In a courtroom that Liz Lopatto, The Verge's senior chaos reporter, describes as a "zoo," the Musk v. Altman trial unfolded with all the subtlety of a Cybertruck parade - complete with a guy in said truck holding an "Elon Sucks" sign outside the courthouse every day. The case, ostensibly about Elon Musk's claim that OpenAI violated his charitable trust by converting to a for-profit entity, ultimately ended with a jury finding that Musk had filed his lawsuit after the statute of limitations had run out. But as Lopatto explains, the real story was never about the law; it was about two very rich, very petty men having a very public tantrum.

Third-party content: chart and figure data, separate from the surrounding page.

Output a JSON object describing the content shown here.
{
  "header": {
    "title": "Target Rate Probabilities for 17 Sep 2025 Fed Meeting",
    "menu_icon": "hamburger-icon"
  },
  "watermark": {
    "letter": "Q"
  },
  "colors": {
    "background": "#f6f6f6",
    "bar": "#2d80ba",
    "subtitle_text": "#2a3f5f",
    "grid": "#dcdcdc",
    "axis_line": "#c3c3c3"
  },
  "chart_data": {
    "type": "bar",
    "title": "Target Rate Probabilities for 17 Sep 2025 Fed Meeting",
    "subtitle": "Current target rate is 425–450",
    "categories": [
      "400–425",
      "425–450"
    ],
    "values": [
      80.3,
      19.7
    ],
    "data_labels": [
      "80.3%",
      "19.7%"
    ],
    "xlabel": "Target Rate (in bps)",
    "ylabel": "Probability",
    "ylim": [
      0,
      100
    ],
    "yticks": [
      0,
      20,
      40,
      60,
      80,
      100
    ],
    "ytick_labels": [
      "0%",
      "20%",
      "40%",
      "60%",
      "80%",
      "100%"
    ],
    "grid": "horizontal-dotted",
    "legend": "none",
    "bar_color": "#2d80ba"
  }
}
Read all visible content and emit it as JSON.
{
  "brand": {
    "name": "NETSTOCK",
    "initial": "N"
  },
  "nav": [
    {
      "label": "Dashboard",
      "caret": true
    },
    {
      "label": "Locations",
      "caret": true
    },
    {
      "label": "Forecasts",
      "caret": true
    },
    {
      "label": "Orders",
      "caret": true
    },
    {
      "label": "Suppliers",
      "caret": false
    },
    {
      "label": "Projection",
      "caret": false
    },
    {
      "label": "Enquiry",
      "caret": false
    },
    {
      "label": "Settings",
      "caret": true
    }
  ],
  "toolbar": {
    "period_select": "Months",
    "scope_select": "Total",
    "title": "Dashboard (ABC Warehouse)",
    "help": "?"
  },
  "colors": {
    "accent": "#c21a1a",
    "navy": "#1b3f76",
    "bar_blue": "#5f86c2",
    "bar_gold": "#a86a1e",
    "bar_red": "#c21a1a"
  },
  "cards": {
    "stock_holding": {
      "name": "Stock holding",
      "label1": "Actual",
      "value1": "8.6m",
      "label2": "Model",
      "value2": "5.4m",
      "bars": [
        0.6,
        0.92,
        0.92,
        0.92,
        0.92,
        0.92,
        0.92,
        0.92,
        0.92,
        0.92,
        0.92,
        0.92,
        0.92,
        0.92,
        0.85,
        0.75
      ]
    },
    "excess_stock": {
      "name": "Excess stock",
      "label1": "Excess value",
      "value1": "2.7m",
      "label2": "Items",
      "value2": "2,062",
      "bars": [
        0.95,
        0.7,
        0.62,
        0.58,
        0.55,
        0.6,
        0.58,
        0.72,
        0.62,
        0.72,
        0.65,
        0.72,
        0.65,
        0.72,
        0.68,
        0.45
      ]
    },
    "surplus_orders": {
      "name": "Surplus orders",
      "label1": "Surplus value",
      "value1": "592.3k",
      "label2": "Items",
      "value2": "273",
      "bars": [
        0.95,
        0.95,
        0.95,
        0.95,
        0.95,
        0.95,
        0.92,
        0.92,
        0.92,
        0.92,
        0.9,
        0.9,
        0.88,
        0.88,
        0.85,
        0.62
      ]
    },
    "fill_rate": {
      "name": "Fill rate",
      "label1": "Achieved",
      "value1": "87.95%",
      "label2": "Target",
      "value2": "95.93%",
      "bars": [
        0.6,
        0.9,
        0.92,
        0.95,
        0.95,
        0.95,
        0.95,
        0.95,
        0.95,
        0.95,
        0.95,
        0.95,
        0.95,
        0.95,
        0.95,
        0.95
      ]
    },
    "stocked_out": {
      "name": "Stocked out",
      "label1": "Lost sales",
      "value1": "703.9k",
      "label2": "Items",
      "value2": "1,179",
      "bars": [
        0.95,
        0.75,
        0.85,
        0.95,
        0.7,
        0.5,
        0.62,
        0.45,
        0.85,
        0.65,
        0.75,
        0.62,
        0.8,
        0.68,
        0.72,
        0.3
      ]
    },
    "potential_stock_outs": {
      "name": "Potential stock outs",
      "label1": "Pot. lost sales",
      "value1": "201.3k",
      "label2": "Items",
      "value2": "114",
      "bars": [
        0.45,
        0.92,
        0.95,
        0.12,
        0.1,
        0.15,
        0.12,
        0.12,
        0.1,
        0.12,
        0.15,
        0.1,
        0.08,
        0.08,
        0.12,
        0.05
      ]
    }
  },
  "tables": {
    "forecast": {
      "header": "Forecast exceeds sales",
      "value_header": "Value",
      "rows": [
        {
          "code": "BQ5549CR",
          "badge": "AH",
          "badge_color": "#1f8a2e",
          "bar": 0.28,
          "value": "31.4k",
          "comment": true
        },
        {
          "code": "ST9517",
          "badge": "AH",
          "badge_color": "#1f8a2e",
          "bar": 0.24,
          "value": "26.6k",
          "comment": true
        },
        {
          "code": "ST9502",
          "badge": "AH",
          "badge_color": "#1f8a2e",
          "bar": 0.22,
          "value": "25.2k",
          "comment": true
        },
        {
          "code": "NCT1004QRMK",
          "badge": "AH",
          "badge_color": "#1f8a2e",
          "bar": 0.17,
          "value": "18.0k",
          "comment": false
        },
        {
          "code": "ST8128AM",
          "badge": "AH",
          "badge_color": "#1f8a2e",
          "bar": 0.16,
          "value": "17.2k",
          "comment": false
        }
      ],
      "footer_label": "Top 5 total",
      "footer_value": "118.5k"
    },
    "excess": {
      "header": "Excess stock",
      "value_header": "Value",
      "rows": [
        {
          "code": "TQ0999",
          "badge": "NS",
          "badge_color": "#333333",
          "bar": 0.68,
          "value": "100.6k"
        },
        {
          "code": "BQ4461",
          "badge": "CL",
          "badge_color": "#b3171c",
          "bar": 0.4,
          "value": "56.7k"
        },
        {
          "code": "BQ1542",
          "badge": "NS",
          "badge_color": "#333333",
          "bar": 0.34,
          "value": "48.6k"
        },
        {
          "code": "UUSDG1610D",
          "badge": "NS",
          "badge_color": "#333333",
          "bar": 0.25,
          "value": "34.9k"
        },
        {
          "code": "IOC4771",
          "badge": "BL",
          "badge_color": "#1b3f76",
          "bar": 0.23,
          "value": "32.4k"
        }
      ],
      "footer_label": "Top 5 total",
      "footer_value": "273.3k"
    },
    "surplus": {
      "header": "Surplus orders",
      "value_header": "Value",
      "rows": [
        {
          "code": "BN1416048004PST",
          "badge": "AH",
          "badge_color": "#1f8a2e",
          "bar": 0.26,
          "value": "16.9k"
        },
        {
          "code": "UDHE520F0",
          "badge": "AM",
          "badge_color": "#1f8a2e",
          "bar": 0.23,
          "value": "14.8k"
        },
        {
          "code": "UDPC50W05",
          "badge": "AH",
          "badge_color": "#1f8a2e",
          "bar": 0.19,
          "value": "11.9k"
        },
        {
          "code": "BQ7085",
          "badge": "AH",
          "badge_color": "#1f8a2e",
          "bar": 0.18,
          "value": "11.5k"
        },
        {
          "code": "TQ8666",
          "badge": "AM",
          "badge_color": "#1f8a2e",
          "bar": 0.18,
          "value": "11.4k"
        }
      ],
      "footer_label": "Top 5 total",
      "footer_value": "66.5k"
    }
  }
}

The trial nominally centered on whether OpenAI's transition from nonprofit to for-profit cost Musk money, but the evidence revealed that Musk had been "read in repeatedly" on every step of the process - including the Microsoft investments and the for-profit conversion. Emails showed he even thought making OpenAI a nonprofit had been a mistake. The most damning moment? Shivon Zilis, the mother of Musk's children, testified she couldn't recall any strings attached to his donations. OpenAI's lawyer pounced: "Not even the mother of his children can corroborate his account." Ouch.
But the real damage wasn't to Musk or Altman - both already had reputations that could generously be described as "tarnished." Instead, it was Mira Murati who took the hit. Former OpenAI board member Helen Toner revealed that Murati had been involved in Altman's firing, then immediately texted him "Oh, no, Sam, it's very bad" - all while waiting to see which way the wind would blow. (Toner noted that Murati didn't realize she was the wind.)
Microsoft emerged as the trial's unlikely hero, with Satya Nadella playing the coolest cucumber in the room. His emails were so bland that the spiciest one read: "We don't want to be IBM and have them be Microsoft." During cross-examinations, Microsoft's lawyers would simply ask, "Was Microsoft there? Was Satya Nadella there? Does anyone from Microsoft know anything about any of this? No further questions, your honor." It was, Lopatto says, "a beautiful punchline every single time."
Then there's the jackass trophy - a participation award shaped like the back half of a donkey, inscribed with "Never stop being a jackass for AI safety." It was given to an AI safety researcher after Musk called him a jackass during a Q&A session. One of the people involved in presenting it? Anthropic CEO Dario Amodei. Because of course he was.
In the end, the trial revealed what everyone already suspected: the AI industry's top minds are a handful of emotionally immature people who can't distinguish between fiction and reality (multiple witnesses claimed they'd dreamed of AI since childhood, which Lopatto notes is "stupid because that's fiction"). As for what comes next? Musk has promised to appeal, and OpenAI will keep selling Codex to people who apparently don't care about trustworthiness. But the biggest takeaway, according to Lopatto: "Grok sucks." Even after distilling everyone else's models. That's not a good look.